First test with the base attached:
That uses two of the valves (and blower) described below and a PS2 controller running from an Arduino. Code is in github.
There are four pairs of bellows. Each valve is running two pairs (one valve for the tip half of the tentacle, one valve for the base half). The sections in between the bellows are all permanently inflated via one of the tubes running along the bottom.
Here are CAD files for the air valve and the feedback pot arms(the arms need a hinge adding in the other dimension, they do not work well yet)
Design was pretty simple, laid out at 1/10 scale on cardboard, and designed as if it was cuboidal. Which it obviously isn't, but it is close enough. The inflation of the flat surfaces does reduce the actuated joint angles, that might be something to address in a V2.

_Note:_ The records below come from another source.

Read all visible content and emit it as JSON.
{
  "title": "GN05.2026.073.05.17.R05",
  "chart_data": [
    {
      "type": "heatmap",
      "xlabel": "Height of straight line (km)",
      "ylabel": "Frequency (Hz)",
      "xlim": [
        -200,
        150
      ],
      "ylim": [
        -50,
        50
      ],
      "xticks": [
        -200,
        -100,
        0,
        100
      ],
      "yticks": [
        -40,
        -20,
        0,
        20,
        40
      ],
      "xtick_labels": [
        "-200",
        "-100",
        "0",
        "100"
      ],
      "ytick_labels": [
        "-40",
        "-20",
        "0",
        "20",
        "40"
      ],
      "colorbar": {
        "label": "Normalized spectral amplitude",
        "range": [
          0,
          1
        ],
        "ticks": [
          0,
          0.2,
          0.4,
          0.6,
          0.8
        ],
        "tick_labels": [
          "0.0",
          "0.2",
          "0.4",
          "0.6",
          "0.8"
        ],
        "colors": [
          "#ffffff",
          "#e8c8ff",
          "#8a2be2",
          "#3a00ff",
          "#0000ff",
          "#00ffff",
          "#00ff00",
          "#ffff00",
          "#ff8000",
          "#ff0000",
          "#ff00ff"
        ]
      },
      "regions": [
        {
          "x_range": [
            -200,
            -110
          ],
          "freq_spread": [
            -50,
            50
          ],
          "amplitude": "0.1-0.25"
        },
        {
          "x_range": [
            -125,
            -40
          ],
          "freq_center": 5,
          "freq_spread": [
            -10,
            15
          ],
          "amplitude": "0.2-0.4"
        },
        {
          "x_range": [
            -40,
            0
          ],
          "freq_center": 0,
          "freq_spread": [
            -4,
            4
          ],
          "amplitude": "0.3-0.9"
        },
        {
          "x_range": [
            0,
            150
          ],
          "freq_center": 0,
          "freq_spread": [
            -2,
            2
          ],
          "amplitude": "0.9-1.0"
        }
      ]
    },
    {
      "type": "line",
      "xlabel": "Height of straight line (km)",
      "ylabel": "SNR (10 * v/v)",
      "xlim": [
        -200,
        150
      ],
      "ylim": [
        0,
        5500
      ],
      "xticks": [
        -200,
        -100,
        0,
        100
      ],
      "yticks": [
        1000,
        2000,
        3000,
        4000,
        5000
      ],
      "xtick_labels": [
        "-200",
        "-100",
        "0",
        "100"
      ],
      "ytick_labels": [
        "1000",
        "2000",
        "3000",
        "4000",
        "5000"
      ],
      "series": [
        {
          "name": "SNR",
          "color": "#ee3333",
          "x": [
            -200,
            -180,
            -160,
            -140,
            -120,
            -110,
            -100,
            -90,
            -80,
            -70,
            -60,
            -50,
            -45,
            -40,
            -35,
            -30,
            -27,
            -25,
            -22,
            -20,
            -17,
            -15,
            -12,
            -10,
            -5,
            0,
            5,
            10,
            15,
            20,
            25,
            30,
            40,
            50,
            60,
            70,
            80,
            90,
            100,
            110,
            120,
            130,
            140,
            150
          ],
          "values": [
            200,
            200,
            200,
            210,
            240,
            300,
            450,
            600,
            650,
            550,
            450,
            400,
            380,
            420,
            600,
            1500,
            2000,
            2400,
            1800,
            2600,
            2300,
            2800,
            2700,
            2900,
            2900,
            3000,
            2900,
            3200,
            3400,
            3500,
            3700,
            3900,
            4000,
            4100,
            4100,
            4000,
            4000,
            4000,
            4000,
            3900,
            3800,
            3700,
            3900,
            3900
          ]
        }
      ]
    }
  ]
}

I made card patterns for all the non-simple shapes:
Which turns out to be quite a lot of card
The whole thing packs down quite small:
The plumbing for the air valve is all made from 100mm Manrose ventilation parts from Screwfix and 100mm tumble dryer ducting from eBay. The body of the valve is in a bit of 125mm Manrose ventilation pipe.
Arguably, I should have used 150mm pipe. The valve restricts the flow to less that 1/4 of the area of the pipe at the endplates, and that's probably the most restrictive bit of the system and hence sets the limit on how fast the hinge can move. I coped the 100mm pipes to the side of the 125mm pipe with the aid of an online coping calculator and a printed paper template. And I hand-made a template to layout out the fixing holes and side holes in the 125mm pipe.
Valve assembly-sequence pictures are here, I hope it all makes sense. Feel free to mail me if it doesn't.
And here's the completed 2-valve block:
The blower I used is a cheap 480W bouncy-castle blower from eBay. A smaller blower would probably do, as long as it was designed to run into a stall. There's plenty of spare air supply, so it doesn't matter if the sewing is a bit leaky.
The fabric I used was a cheap 4oz PU coated nylon which seemed to work very well.